Anabolic-Androgenic steroids are artificial variations of testosterone. Because testosterone plays a big role in the developmental changes that occur during puberty, healthcare providers prescribe steroids to treat hormonal issues and delay puberty. Steroids are also used in the treatment of diseases that cause muscle loss, such as AIDS and cancer. However, as testosterone also affects muscle growth, raising its levels in the blood can help bodybuilders increase size and strength. It is not uncommon for people who misuse anabolic steroids to take doses that can be up to 100 times higher than those prescribed for medical purposes.
Health risks and Side-effects
Health Risks Include:
- Aggression (roid rage)
- Kidney failure
- Liver damage
- Enlarged heart
- High blood pressure
- Heart attack
- Blood clots
Gender-Specific Side-Effects Include:
- Shrinking testicles
- Decreased sperm count
- Development of breasts
- Prostate cancer
- Excess body hair
- Decreased breast size
- Changes in the menstrual cycle
- Enlarged clitoris
- Deepened voice
Why are Steroids so Dangerous?
Steroids work by mimicking our hormonal system.
Our body naturally produces hormones in our glands which are transported around our body via the bloodstream. When a hormone encounters a cell with receptors that fit, it binds to that cell. This binding will cause a chemical change in the cell, thus causing changes in bodily functions. Anabolic steroids mimic these hormones.

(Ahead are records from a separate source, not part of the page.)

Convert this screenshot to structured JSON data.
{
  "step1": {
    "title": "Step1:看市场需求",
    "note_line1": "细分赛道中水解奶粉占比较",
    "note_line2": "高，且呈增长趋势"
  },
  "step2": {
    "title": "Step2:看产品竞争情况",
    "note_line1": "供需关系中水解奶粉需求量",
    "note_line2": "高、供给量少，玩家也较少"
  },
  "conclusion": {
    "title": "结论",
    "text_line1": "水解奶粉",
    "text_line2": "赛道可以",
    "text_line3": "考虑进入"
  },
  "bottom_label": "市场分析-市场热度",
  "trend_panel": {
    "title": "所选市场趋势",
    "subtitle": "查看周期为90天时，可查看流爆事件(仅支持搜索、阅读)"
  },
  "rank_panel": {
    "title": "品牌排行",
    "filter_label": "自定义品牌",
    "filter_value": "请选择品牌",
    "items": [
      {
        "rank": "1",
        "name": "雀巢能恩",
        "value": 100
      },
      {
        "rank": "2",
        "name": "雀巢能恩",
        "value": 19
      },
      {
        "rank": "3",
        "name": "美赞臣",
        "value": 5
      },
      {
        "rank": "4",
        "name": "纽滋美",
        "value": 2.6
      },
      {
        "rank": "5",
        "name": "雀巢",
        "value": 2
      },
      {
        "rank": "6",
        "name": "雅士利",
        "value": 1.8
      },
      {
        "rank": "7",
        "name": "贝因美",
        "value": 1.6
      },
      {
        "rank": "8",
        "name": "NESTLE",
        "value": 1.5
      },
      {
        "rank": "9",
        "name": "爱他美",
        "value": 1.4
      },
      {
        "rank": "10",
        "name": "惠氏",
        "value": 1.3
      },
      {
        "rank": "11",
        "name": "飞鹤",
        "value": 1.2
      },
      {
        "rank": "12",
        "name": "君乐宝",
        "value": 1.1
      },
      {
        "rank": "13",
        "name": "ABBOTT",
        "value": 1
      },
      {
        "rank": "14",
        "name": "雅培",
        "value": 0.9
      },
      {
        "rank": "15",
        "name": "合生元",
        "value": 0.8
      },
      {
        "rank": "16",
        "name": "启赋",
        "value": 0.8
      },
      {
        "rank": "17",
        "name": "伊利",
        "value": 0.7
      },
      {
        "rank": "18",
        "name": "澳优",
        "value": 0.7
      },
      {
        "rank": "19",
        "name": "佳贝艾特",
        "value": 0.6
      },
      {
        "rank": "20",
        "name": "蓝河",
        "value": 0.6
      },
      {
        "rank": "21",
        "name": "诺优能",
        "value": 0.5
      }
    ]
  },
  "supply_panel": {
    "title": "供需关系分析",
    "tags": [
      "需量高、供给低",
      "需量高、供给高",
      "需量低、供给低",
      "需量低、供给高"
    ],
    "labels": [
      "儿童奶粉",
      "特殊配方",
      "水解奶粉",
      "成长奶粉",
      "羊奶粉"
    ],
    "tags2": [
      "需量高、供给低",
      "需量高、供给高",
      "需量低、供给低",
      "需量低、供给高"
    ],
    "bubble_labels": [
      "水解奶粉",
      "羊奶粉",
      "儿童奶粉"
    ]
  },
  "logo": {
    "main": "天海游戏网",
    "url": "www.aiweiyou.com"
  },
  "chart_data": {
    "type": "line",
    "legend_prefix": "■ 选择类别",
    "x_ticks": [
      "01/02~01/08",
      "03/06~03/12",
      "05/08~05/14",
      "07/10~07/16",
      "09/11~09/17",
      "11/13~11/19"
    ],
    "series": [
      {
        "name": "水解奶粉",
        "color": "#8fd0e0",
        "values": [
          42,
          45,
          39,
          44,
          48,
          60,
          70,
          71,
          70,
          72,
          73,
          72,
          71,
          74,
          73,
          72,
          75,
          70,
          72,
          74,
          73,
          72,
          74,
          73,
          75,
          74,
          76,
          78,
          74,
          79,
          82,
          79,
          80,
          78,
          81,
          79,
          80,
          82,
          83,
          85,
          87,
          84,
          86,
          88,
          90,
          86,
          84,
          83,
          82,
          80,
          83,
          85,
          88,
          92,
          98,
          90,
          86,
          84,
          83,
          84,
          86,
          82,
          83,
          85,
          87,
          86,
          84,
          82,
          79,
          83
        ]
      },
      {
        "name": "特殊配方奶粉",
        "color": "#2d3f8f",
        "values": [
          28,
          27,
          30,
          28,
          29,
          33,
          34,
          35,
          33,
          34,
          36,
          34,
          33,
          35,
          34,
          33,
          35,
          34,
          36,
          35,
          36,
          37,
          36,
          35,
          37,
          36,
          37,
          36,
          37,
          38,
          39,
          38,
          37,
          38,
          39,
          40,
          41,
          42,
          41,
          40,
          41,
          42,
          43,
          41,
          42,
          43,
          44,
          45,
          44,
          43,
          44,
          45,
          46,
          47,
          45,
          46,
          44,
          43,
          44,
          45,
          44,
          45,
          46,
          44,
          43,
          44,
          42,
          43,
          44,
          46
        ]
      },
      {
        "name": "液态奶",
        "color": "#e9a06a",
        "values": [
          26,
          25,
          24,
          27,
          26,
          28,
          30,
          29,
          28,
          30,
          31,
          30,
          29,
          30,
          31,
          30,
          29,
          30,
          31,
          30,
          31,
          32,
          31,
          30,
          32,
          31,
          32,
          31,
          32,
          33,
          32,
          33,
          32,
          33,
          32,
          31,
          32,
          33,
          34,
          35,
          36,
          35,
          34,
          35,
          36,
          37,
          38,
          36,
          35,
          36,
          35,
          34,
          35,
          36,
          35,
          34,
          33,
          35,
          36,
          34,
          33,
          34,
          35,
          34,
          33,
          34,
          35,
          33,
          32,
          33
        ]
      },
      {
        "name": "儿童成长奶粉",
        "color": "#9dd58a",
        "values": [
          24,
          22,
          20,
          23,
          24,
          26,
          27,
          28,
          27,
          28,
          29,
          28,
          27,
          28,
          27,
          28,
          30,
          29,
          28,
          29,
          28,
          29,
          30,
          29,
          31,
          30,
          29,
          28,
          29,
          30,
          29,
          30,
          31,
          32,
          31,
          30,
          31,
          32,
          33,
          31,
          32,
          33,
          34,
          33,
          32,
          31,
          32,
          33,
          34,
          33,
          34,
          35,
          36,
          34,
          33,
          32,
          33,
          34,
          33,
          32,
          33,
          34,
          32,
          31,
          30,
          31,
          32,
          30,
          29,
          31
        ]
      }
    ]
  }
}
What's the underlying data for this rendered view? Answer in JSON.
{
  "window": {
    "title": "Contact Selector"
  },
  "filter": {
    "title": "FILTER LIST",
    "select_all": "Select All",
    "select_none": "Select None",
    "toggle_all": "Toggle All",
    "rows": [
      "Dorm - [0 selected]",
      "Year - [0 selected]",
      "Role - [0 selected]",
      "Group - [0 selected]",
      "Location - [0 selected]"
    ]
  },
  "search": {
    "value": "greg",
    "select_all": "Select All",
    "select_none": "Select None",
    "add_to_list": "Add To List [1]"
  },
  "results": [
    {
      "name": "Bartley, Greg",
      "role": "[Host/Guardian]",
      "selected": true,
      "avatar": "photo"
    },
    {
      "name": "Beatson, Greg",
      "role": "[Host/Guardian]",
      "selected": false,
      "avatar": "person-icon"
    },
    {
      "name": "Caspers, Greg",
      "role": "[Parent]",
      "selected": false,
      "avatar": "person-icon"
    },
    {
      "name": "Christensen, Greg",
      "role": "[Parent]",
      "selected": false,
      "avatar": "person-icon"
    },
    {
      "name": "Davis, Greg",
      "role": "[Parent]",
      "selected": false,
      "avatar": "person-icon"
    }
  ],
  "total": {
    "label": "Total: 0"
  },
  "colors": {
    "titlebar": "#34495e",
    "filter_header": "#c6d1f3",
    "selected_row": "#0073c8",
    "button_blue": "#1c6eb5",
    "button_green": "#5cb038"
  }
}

So, if I take steroids, they will bind to target cells and increase my muscle mass? Not exactly. The hormonal system is so complex it is impossible to seek out one effect without triggering a range of other outcomes.
Why Would Someone Abuse Steroids?
When we think of PED abuse, professional athletes are usually the first group of people that come to mind. But studies show that people who misuse steroids are usually male non-athletes in their 20s or 30s. Anabolic steroids can seem like a quick way to bulk up and obtain the perfect body. But, in the long term, they feed into negative thought patterns, body dysmorphia and numerous other difficulties. This sets the stage for addiction, mental ill-health and physical health issues.
Common Misuse Techniques Include:
Cycling: involves taking numerous doses for a period of time, stopping for a while and then restarting the process over again.
Stacking: occurs when you combine two or more different steroids, i.e. mixing an oral with an injectable type.
Pyramiding: involves slowly increasing the steroid dose and the frequency with which you take them. Users will then reach a peak and gradually taper off to zero.
Are Anabolic-Steroids Addictive?
Steroids are not addictive in the classical sense, meaning you do not experience a ‘high’ when you consume them. However, the thought patterns that make people want to take steroids can be obsessive and all-consuming. Eventually, people can develop physical dependencies on steroids and experience withdrawal symptoms when they try to stop taking them.
One of the more serious withdrawal symptoms is depression, which can lead to suicidal ideation. However, research shows that steroid abuse (and its underlying root causes) can be effectively overcome via a detoxification process, behavioural therapy and medication. For example, healthcare providers can prescribe antidepressants to treat depressive symptoms, while other medications can restore your hormonal system.